Tuesday, 21 April 2009

Trashing the Past

There’s a certain type of liberal, and you find them in all traditions, who feels impelled, presumably in order to commend their faith to those who don’t share it, to pour scorn on what has gone before. Their deepest fear is that Chritian faith might not be thought to be intellectually respectable in the milieu they themselves inhabit. It’s the reason I now tend to avoid like the plague the ten to eight Thought for the Day slot on BBC Radio 4, and have cancelled my subscriptions to the Church Times and The Tablet (if only they were published on a Monday they might not cast such a blight over the weekend!)
There seems to be an increasing antipathy developing in these (extremely influential and ecclesiastically highly-placed) quarters to traditional interpretations of the atonement. Admittedly, in my (somewhat humble) opinion, none of the classical interpretations of the meaning of the Lord’s cross and resurrection can stand alone, each informs the other, each offers deeper and more creative insights into the profound and unfathomable mystery of our redemption.

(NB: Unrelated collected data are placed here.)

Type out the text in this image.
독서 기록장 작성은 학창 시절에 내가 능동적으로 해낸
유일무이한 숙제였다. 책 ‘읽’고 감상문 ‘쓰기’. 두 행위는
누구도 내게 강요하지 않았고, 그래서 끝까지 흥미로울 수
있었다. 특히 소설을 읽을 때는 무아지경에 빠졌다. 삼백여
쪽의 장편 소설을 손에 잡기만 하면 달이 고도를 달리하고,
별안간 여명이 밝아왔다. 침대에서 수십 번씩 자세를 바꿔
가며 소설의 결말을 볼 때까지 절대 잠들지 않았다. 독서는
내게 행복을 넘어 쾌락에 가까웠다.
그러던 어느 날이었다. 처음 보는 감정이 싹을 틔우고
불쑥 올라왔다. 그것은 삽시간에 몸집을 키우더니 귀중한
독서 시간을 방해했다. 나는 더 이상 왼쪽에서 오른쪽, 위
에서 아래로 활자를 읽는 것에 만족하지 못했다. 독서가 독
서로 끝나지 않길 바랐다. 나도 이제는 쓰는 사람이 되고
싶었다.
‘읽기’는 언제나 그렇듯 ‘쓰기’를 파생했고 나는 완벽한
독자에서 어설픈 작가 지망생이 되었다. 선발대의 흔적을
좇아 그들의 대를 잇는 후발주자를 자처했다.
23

My own Passiontide reading this year has been a revisiting of von Balthazar’s Mysterium Paschale, and it is always a revelation and a delight to find how truly great theologians are able to bring what is new out of what is old, to draw on the intellectual and spiritual riches of the whole tradition in order to cast fresh light upon the present. They do it, of course, unlike some regular contributors to the Church Times and The Guardian, without the necessity of portraying every Christian thinker of the past as some kind of primitive obsessed with ideas of blood-sacrifice and eternal punishment. The classic propagandist’s tool is to set up a straw man to demolish in order to discredit views one finds hard to stomach. Perhaps I’m doing it myself here – or perhaps not.
But in relation to liberal re-interpretations of the atonement, is it really surprising that that once one removes the sacrifice and the blood, one is left with something so anaemic it convinces no one? “A really bitchin metaphor,” as Christopher Johnson at the MCJ inimitably describes it.

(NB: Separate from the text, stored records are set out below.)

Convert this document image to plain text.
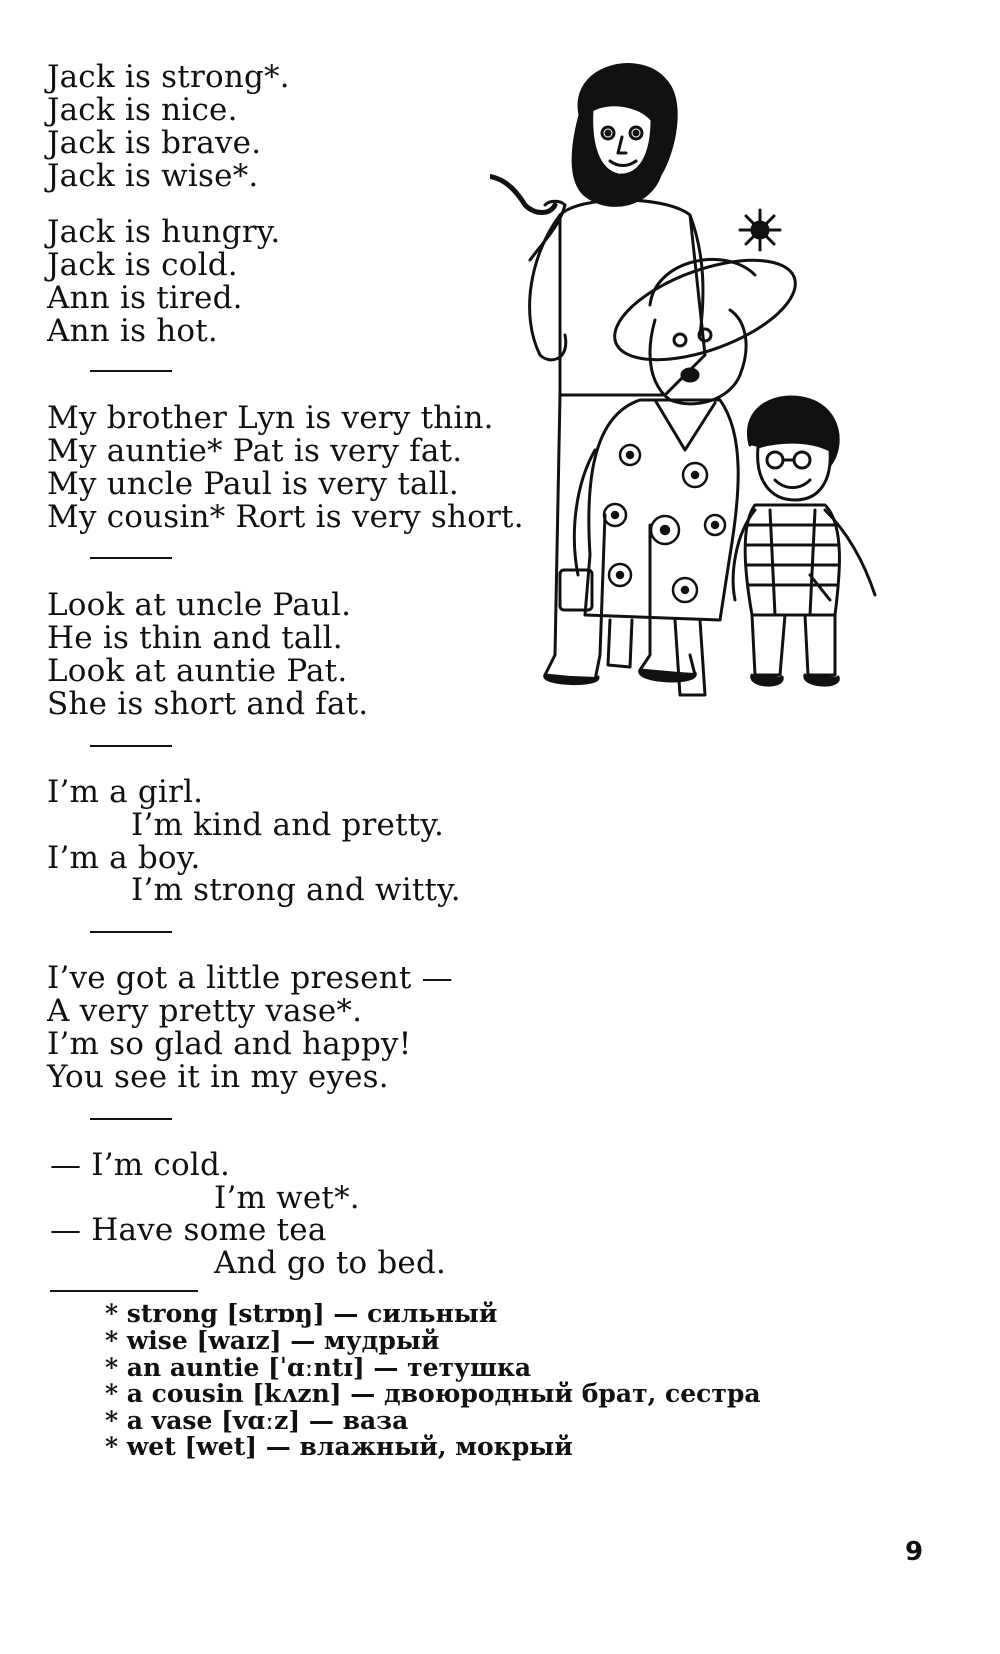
Jack is strong*.
Jack is nice.
Jack is brave.
Jack is wise*.
Jack is hungry.
Jack is cold.
Ann is tired.
Ann is hot.
My brother Lyn is very thin.
My auntie* Pat is very fat.
My uncle Paul is very tall.
My cousin* Rort is very short.
Look at uncle Paul.
He is thin and tall.
Look at auntie Pat.
She is short and fat.
I’m a girl.
I’m kind and pretty.
I’m a boy.
I’m strong and witty.
I’ve got a little present —
A very pretty vase*.
I’m so glad and happy!
You see it in my eyes.
— I’m cold.
I’m wet*.
— Have some tea
And go to bed.
* strong [strɒŋ] — сильный
* wise [waɪz] — мудрый
* an auntie [ˈɑːntɪ] — тетушка
* a cousin [kʌzn] — двоюродный брат, сестра
* a vase [vɑːz] — ваза
* wet [wet] — влажный, мокрый
9
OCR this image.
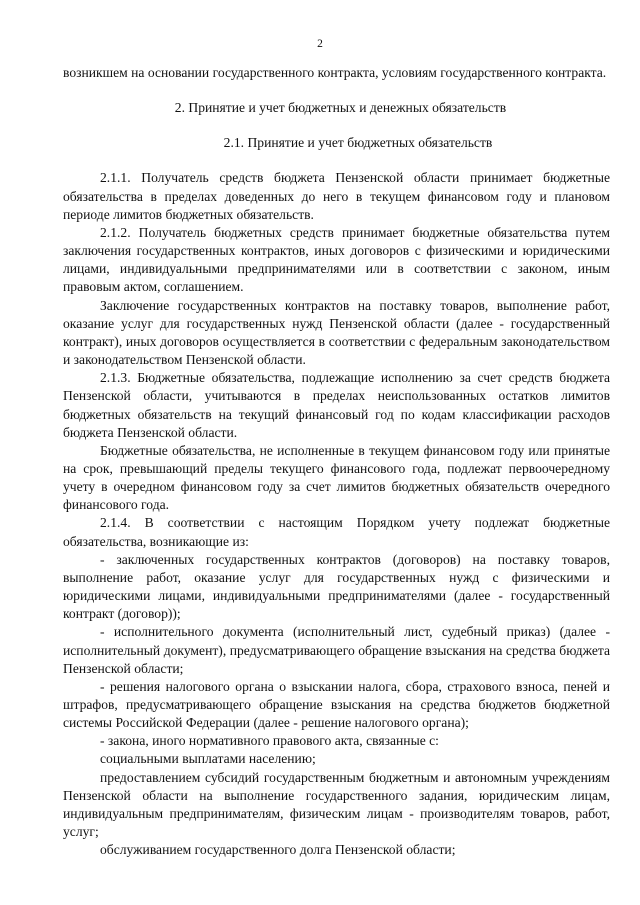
2

возникшем на основании государственного контракта, условиям государственного контракта.

2. Принятие и учет бюджетных и денежных обязательств

2.1. Принятие и учет бюджетных обязательств

2.1.1. Получатель средств бюджета Пензенской области принимает бюджетные обязательства в пределах доведенных до него в текущем финансовом году и плановом периоде лимитов бюджетных обязательств.

2.1.2. Получатель бюджетных средств принимает бюджетные обязательства путем заключения государственных контрактов, иных договоров с физическими и юридическими лицами, индивидуальными предпринимателями или в соответствии с законом, иным правовым актом, соглашением.

Заключение государственных контрактов на поставку товаров, выполнение работ, оказание услуг для государственных нужд Пензенской области (далее - государственный контракт), иных договоров осуществляется в соответствии с федеральным законодательством и законодательством Пензенской области.

2.1.3. Бюджетные обязательства, подлежащие исполнению за счет средств бюджета Пензенской области, учитываются в пределах неиспользованных остатков лимитов бюджетных обязательств на текущий финансовый год по кодам классификации расходов бюджета Пензенской области.

Бюджетные обязательства, не исполненные в текущем финансовом году или принятые на срок, превышающий пределы текущего финансового года, подлежат первоочередному учету в очередном финансовом году за счет лимитов бюджетных обязательств очередного финансового года.

2.1.4. В соответствии с настоящим Порядком учету подлежат бюджетные обязательства, возникающие из:

- заключенных государственных контрактов (договоров) на поставку товаров, выполнение работ, оказание услуг для государственных нужд с физическими и юридическими лицами, индивидуальными предпринимателями (далее - государственный контракт (договор));

- исполнительного документа (исполнительный лист, судебный приказ) (далее - исполнительный документ), предусматривающего обращение взыскания на средства бюджета Пензенской области;

- решения налогового органа о взыскании налога, сбора, страхового взноса, пеней и штрафов, предусматривающего обращение взыскания на средства бюджетов бюджетной системы Российской Федерации (далее - решение налогового органа);

- закона, иного нормативного правового акта, связанные с:

социальными выплатами населению;

предоставлением субсидий государственным бюджетным и автономным учреждениям Пензенской области на выполнение государственного задания, юридическим лицам, индивидуальным предпринимателям, физическим лицам - производителям товаров, работ, услуг;

обслуживанием государственного долга Пензенской области;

Western liberalism is essentially a product of the university senior common room. There’s nothing wrong with that in itself – where else did the Tractarians begin their own theological counter-revolution? Bur the real problem with liberal revisionism’s visceral hatred of any theology which emphasises the necessity of sacrifice, either made once for all upon the cross, or re-presented upon the altar, is that it simply cannot understand the necessity for it at any level of experience. Liberalism itself, despite the questing, fearless image it has of itself, is a somewhat self-satisfied, comfortable product of a North Atlantic middle class world where the deepest fears in life seem to be whether the traffic on the school run is going to be heavy this morning or whether Sainsbury’s has run out of fresh pasta. The experience of the rest of the world since the dawn of time has been rather different and is likely to stay that way, U.N. Millennium Development Goals notwithstanding. The body broken and the blood poured out for the life of the world continue to resonate with everyday reality.
And on the level of human psychology, rather than the theological truths about human nature, if you want to recommend the faith to anyone whether by means of the broadcast or printed media or, for that matter, face to face, and then proceed to rubbish its entire history and scholarship and try to imply that, well, we’re all grown-up twenty-first century adults now and we don’t need this primitive stuff, then people won’t come flocking to the Brave New Church you have created, they assume they have been right to be sceptical all along and they continue to stay away in droves.